1H21 results released by China Aoyuan (Aoyuan): 1H21's net profit from shareholders belonging to the parent company fell 14% year on year to RMB 2.1 billion, revenue increased 15% year on year, and gross margin fell 4.3 percentage points (mainly due to continued confirmation of low profit margin projects). At the same time, Aoyuan's balance sheet further improved, with a net debt ratio of 78% at the end of 1H21 (84% at the end of 2020), and the real interest rate falling to 7.0% (1H20:7.5%). We continue to be optimistic about Aoyuan's dominant position in some Greater Bay Area cities and its first-mover advantage in urban renewal business. We maintain Aoyuan's 2021-2023 EPS forecast at 2.50/3.04/3.49 yuan; the current stock price corresponds to 1.6 times the 2021 PE forecast, so we don't think the valuation is high. Maintaining the “buy” rating, the target price is HK$14.70 (based on the 2021 NAV forecast of HK$21.00 per share using a 30% discount).

It is expected that the pressure on profit margins will be alleviated through urban renewal business

The transformation of the Aoyuan 1H21 urban renewal project is progressing steadily, with an additional saleable value of RMB 14 billion (accounting for 76% of the additional saleable value of 1H21). Looking ahead to 2021-2024, we expect the company's urban renewal projects to contribute RMB 242 billion in total saleable value. The gross margin of these projects is about 35-40%, and the net profit margin is about 15-20%. Despite pressure on the short-term profit margins of Aoyuan's projects in low-tier cities, we believe its valuable reserve resources in the urban renewal sector (end of 1H21: RMB 754 billion, 99% in the Greater Bay Area) can cushion the company's profit margin pressure (2021-2023 gross margin is about 25-27%).

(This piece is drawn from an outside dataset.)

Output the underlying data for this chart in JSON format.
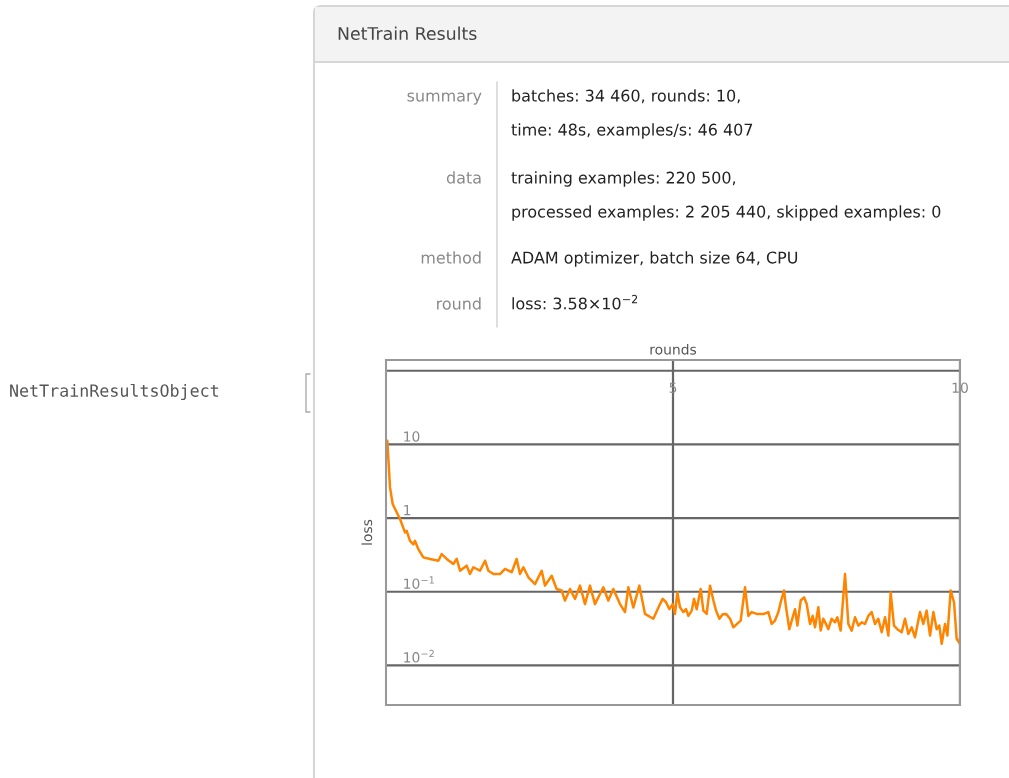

Prudent land acquisition to provide support for sustainable growth

The financial situation of 1H21 Aoyuan improved dramatically. The net debt ratio at the end of 1H21 reached 78% (84% at the end of 2020), and the real interest rate fell to 7.0% (1H20:7.5%). We believe the improvement is due to the company's prudent land reserves (1H21 total land cost is only 10% of contract sales). Given Aoyuan's continued prudent land replenishment strategy and valuable reserve resources (end of 1H21: RMB 1,348 billion), we expect Aoyuan's sales compound annual growth rate for the period 2021-2023 to be about 18%, and the net debt ratio for the period 2021-2023 to be about 50-81%.

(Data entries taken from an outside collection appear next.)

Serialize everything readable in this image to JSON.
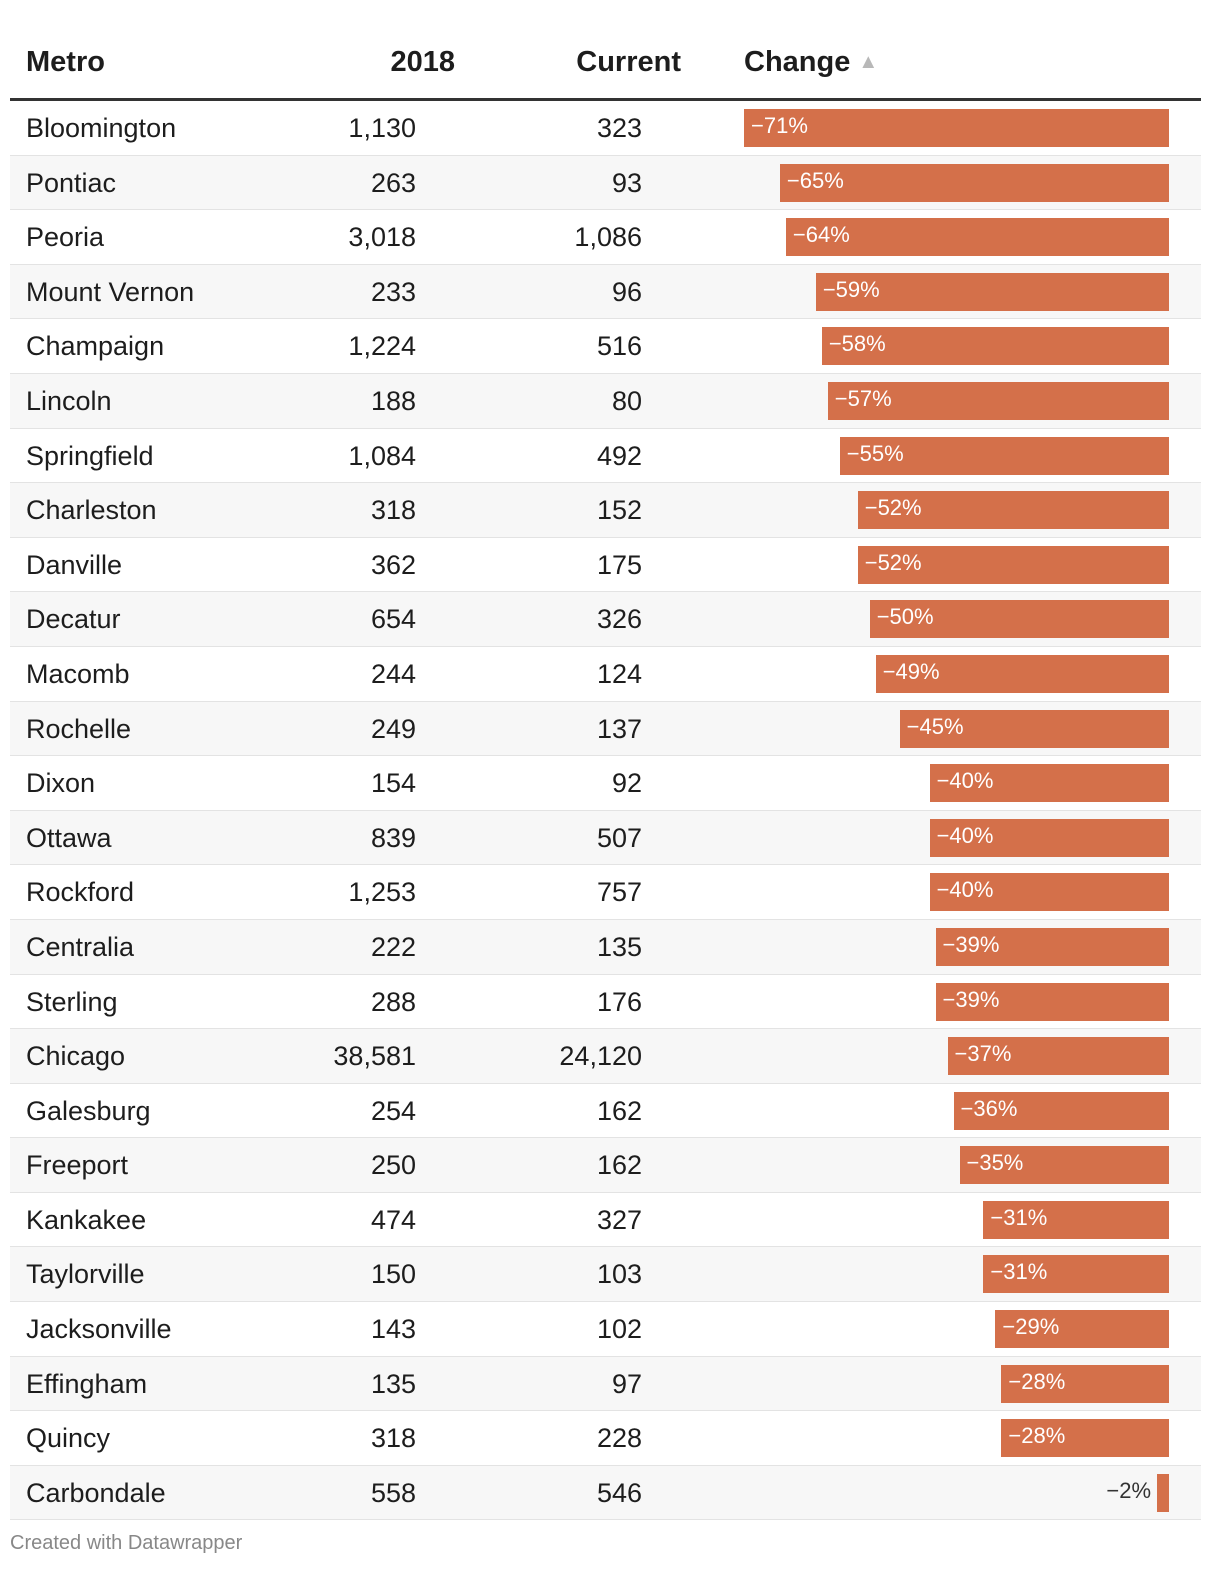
{
  "header": {
    "metro": "Metro",
    "y2018": "2018",
    "current": "Current",
    "change": "Change",
    "sort_icon": "▲"
  },
  "footer": {
    "credit": "Created with Datawrapper"
  },
  "colors": {
    "bar": "#d4704a",
    "rule": "#333333",
    "stripe": "#f7f7f7"
  },
  "chart_data": {
    "type": "table",
    "columns": [
      "Metro",
      "2018",
      "Current",
      "Change"
    ],
    "sorted_by": "Change",
    "sort_order": "ascending",
    "change_max_abs": 71,
    "rows": [
      {
        "metro": "Bloomington",
        "y2018": "1,130",
        "current": "323",
        "change": -71,
        "change_label": "−71%"
      },
      {
        "metro": "Pontiac",
        "y2018": "263",
        "current": "93",
        "change": -65,
        "change_label": "−65%"
      },
      {
        "metro": "Peoria",
        "y2018": "3,018",
        "current": "1,086",
        "change": -64,
        "change_label": "−64%"
      },
      {
        "metro": "Mount Vernon",
        "y2018": "233",
        "current": "96",
        "change": -59,
        "change_label": "−59%"
      },
      {
        "metro": "Champaign",
        "y2018": "1,224",
        "current": "516",
        "change": -58,
        "change_label": "−58%"
      },
      {
        "metro": "Lincoln",
        "y2018": "188",
        "current": "80",
        "change": -57,
        "change_label": "−57%"
      },
      {
        "metro": "Springfield",
        "y2018": "1,084",
        "current": "492",
        "change": -55,
        "change_label": "−55%"
      },
      {
        "metro": "Charleston",
        "y2018": "318",
        "current": "152",
        "change": -52,
        "change_label": "−52%"
      },
      {
        "metro": "Danville",
        "y2018": "362",
        "current": "175",
        "change": -52,
        "change_label": "−52%"
      },
      {
        "metro": "Decatur",
        "y2018": "654",
        "current": "326",
        "change": -50,
        "change_label": "−50%"
      },
      {
        "metro": "Macomb",
        "y2018": "244",
        "current": "124",
        "change": -49,
        "change_label": "−49%"
      },
      {
        "metro": "Rochelle",
        "y2018": "249",
        "current": "137",
        "change": -45,
        "change_label": "−45%"
      },
      {
        "metro": "Dixon",
        "y2018": "154",
        "current": "92",
        "change": -40,
        "change_label": "−40%"
      },
      {
        "metro": "Ottawa",
        "y2018": "839",
        "current": "507",
        "change": -40,
        "change_label": "−40%"
      },
      {
        "metro": "Rockford",
        "y2018": "1,253",
        "current": "757",
        "change": -40,
        "change_label": "−40%"
      },
      {
        "metro": "Centralia",
        "y2018": "222",
        "current": "135",
        "change": -39,
        "change_label": "−39%"
      },
      {
        "metro": "Sterling",
        "y2018": "288",
        "current": "176",
        "change": -39,
        "change_label": "−39%"
      },
      {
        "metro": "Chicago",
        "y2018": "38,581",
        "current": "24,120",
        "change": -37,
        "change_label": "−37%"
      },
      {
        "metro": "Galesburg",
        "y2018": "254",
        "current": "162",
        "change": -36,
        "change_label": "−36%"
      },
      {
        "metro": "Freeport",
        "y2018": "250",
        "current": "162",
        "change": -35,
        "change_label": "−35%"
      },
      {
        "metro": "Kankakee",
        "y2018": "474",
        "current": "327",
        "change": -31,
        "change_label": "−31%"
      },
      {
        "metro": "Taylorville",
        "y2018": "150",
        "current": "103",
        "change": -31,
        "change_label": "−31%"
      },
      {
        "metro": "Jacksonville",
        "y2018": "143",
        "current": "102",
        "change": -29,
        "change_label": "−29%"
      },
      {
        "metro": "Effingham",
        "y2018": "135",
        "current": "97",
        "change": -28,
        "change_label": "−28%"
      },
      {
        "metro": "Quincy",
        "y2018": "318",
        "current": "228",
        "change": -28,
        "change_label": "−28%"
      },
      {
        "metro": "Carbondale",
        "y2018": "558",
        "current": "546",
        "change": -2,
        "change_label": "−2%"
      }
    ]
  }
}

Maintain “buy”, target price of HK$14.70

Given its balanced development, we continue to be optimistic about Aoyuan. Our target price of HK$14.70 is based on a 30% discount on the 2021 NAV forecast of HK$21.00 per share (unchanged). Maintain a “buy” rating.

Risk warning: 1) The transformation progress of the company's urban renewal project is slower than expected; 2) liquidity is tight; 3) business diversification is too aggressive.

The translation is provided by third-party software.